Em 1979, “Quadrophenia”, foi adaptado  para o cinema por Franc Roddam,. Usando a Ópera-rock do grupo como ponto de partida, o filme acaba por ser uma reflexão sobre a Grã-Bretanha pré-Thatcher, usando os confrontos da década de 60 entre os “Mods”, filhos da classe média, bem vestidos e que conduziam as suas vespas, e os “Rockers”, sempre vestidos de couro e conduzem motos potentes. Reflectindo um certo narcisismo patente nessa época e uma cultura movida a anfetaminas, “Quadrophenia foi um modesto sucesso de bilheteira tendo vindo a ganhar algum protagonismo no inicio da década de 80.   Com um elenco praticamente desconhecido onde apenas pontuava, embora num registo secundário,  um jovem músico e cantor de nome Sting como Ace Face.
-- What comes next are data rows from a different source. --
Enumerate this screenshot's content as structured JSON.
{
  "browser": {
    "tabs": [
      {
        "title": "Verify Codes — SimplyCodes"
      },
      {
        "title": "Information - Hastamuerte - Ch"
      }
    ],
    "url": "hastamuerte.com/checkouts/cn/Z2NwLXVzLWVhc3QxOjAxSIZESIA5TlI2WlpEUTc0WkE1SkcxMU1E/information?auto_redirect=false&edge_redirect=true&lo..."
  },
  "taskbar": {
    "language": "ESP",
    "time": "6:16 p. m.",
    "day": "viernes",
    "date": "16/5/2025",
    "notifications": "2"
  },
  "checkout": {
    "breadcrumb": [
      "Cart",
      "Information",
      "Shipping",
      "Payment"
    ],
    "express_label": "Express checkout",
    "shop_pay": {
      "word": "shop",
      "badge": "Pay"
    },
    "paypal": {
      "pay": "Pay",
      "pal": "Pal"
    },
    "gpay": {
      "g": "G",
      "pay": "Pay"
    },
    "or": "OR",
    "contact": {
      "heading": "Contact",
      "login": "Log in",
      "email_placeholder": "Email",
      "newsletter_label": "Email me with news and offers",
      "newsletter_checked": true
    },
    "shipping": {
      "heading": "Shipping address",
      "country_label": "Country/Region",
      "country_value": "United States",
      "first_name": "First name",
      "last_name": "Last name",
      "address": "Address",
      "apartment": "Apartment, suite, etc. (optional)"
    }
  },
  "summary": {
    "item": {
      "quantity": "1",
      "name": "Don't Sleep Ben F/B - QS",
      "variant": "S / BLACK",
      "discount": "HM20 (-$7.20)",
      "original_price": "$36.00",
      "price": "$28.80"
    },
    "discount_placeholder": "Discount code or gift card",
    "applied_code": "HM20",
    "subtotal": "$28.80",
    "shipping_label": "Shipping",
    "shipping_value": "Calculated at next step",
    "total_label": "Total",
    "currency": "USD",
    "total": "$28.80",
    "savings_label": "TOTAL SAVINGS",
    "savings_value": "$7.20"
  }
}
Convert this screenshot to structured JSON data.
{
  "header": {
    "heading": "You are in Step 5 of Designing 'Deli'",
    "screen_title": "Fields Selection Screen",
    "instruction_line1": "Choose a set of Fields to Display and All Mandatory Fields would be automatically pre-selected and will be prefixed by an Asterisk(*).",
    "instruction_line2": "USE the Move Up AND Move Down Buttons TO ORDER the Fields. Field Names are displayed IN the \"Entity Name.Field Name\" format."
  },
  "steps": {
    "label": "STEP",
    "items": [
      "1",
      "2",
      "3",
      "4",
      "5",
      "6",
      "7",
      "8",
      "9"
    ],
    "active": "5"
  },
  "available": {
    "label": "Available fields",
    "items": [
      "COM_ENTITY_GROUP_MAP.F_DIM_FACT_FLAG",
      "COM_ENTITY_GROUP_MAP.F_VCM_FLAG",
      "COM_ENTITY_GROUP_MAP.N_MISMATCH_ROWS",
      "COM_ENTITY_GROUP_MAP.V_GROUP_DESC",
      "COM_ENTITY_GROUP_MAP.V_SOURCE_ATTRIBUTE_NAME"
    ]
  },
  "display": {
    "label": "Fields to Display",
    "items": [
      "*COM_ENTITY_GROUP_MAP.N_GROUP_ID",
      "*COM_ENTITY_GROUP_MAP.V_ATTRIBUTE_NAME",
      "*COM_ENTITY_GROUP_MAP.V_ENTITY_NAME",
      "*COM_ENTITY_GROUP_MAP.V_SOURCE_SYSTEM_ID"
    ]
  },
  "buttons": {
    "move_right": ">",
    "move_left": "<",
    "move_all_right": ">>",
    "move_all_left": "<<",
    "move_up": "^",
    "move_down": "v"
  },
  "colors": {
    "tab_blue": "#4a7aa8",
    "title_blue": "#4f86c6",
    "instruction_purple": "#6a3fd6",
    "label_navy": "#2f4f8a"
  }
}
Em 2000, “Quadrophenia” foi considerado um dos 100 melhores álbuns de rock de sempre. Em 2011, o álbum foi remisturado e editado numa caixa de luxo contendo cinco discos: quatro cd’s, que incluíam o álbum original com som remisturado e várias demos de diversos temas, e um DVD com um concerto de 2010 onde “Quadrophenia” foi integralmente tocado com vários convidados.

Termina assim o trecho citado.